I knew three things: That I had to get home. That Thom was somewhere on the road between me and my house. That I must not
be seen as I made my way. These were facts, true and unchangeable, and they bounced off each other in hopeless, tangled equations.
I couldn’t go home, and I couldn’t be still. Maybe I should start driving and hope that the Honda and my saints would know
a safe path. If Mary had her way, we’d head east, very quickly, putting state after state between us and Thom Grandee until
we came home to Alabama, to hill country, with its thousand places to hide. This flat state gave me nothing.

I started praying again, calling Rita of Cascia now. She watched over shitty marriages and all things impossible. She appeared
crunched up on Michael’s lap, the low roof making her bend her head to a miserable angle. I still had no idea where to go,
but a picture of our arrival flashed into my head. They would pile out of the tiny Civic after me, wispy saint after wispy
saint, like the Honda was a mystical clown car made up special for Catholics.

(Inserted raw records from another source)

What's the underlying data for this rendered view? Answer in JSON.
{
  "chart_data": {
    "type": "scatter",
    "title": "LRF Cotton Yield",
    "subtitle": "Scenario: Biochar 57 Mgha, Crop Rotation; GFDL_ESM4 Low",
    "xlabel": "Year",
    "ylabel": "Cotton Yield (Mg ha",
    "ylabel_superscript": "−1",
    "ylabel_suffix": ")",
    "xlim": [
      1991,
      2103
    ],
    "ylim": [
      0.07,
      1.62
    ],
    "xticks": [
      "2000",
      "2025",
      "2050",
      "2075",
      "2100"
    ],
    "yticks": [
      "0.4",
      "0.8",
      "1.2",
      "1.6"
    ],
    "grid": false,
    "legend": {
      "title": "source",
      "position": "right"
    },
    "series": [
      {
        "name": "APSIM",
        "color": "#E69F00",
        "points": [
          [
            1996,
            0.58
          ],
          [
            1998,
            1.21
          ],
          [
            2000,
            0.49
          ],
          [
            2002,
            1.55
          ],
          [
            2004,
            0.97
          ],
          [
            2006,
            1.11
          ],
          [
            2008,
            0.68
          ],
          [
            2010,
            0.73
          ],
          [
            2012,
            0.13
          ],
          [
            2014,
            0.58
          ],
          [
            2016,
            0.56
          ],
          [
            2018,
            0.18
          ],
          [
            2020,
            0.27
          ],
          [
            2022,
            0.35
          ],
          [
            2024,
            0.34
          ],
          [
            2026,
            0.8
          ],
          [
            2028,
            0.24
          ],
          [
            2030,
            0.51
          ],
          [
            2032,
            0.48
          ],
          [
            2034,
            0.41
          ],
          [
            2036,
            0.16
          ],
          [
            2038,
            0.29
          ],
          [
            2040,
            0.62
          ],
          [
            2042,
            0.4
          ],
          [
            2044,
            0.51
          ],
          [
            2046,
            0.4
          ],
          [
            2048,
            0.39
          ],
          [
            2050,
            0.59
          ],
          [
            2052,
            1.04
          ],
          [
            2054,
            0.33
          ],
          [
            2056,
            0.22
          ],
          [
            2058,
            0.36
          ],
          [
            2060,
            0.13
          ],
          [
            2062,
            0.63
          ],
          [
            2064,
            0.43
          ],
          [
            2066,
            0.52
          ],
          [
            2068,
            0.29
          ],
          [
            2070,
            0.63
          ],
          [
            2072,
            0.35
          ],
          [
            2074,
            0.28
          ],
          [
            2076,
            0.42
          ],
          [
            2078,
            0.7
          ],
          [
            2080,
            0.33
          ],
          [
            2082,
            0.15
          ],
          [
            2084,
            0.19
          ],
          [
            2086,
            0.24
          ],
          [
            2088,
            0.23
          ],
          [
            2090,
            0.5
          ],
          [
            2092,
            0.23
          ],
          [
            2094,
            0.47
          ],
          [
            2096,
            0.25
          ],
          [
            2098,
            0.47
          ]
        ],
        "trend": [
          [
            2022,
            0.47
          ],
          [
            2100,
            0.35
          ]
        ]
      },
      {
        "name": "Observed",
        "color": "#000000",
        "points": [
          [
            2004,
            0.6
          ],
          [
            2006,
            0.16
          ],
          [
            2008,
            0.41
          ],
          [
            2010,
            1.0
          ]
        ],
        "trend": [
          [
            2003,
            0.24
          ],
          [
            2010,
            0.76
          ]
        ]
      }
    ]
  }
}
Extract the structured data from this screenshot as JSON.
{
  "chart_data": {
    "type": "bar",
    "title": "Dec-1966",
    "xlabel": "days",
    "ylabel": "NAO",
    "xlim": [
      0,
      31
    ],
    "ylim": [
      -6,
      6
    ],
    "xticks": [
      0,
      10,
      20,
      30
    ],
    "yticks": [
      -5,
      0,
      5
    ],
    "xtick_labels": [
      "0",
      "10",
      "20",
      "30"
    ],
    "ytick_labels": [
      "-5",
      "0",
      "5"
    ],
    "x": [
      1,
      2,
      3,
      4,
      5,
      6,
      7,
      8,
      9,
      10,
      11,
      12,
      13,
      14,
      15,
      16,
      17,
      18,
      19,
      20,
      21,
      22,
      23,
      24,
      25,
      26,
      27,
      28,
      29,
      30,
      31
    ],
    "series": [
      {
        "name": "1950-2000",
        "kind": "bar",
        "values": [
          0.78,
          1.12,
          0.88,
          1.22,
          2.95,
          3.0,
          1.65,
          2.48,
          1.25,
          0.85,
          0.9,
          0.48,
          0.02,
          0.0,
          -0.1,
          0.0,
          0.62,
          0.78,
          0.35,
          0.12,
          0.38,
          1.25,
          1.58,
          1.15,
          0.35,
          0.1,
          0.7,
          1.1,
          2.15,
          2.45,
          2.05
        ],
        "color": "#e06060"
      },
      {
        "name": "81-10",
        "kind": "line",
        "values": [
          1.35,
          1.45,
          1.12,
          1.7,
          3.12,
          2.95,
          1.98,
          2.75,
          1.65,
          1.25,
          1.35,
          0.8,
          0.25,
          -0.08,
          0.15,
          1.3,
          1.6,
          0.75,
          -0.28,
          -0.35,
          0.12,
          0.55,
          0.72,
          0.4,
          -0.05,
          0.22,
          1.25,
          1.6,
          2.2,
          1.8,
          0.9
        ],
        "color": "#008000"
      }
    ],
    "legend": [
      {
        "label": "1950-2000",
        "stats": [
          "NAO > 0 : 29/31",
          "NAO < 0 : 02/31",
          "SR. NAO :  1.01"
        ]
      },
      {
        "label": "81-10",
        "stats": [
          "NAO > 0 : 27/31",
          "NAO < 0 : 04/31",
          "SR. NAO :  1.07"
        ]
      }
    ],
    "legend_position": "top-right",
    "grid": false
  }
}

I got the giggles then. My own laugh scared me, it was so high-pitched and hysterical, and I tried to make it stop. The laugh
turned into hiccuping, and the lady figure on the closest bathroom door got all bendy and rubbery. My vision went gray around
the edges, and it was all I could do to keep my foot pressed down onto the brake so I didn’t rev slowly forward and have a
five-mile-an-hour collision with the back of a Shell station. I thought,
It’s bad to faint while the car is on.

I saw my bottle of Coke resting in the driver’s-side cup holder. I focused on it, and the rest of the landscape became a fuzzy
backdrop that looked like it was being filmed through cheesecloth. I
bought these small bottles instead of cans and allowed myself one a day; Thom, an ex-jock, liked my body tight beneath its
curves. I’d grabbed it this morning on my way out the door, thinking about how the cap would pop off with a hiss of gas I
would feel more than hear. I’d planned to have it when I had finished up my morning’s awful business, a working-class girl’s
champagne. Now here it sat like a party favor left over from my real life. I picked it up. It still felt cool.

I held the bottle first to one eye, then the other, trying to clear my vision.
More than that.
It was the word version of that same impulse that had turned my hand when I went to take the hat off, but now it had a voice.
I recognized Rose Mae, working to save my ass while Ro Grandee, professional nice girl and dedicated victim, hunched and writhed
in a lathery panic. Rose knew to press the cool bottle to my eyes to take the swelling down and ease the red. When next I
saw Thom Grandee, I could not look like I’d been crying.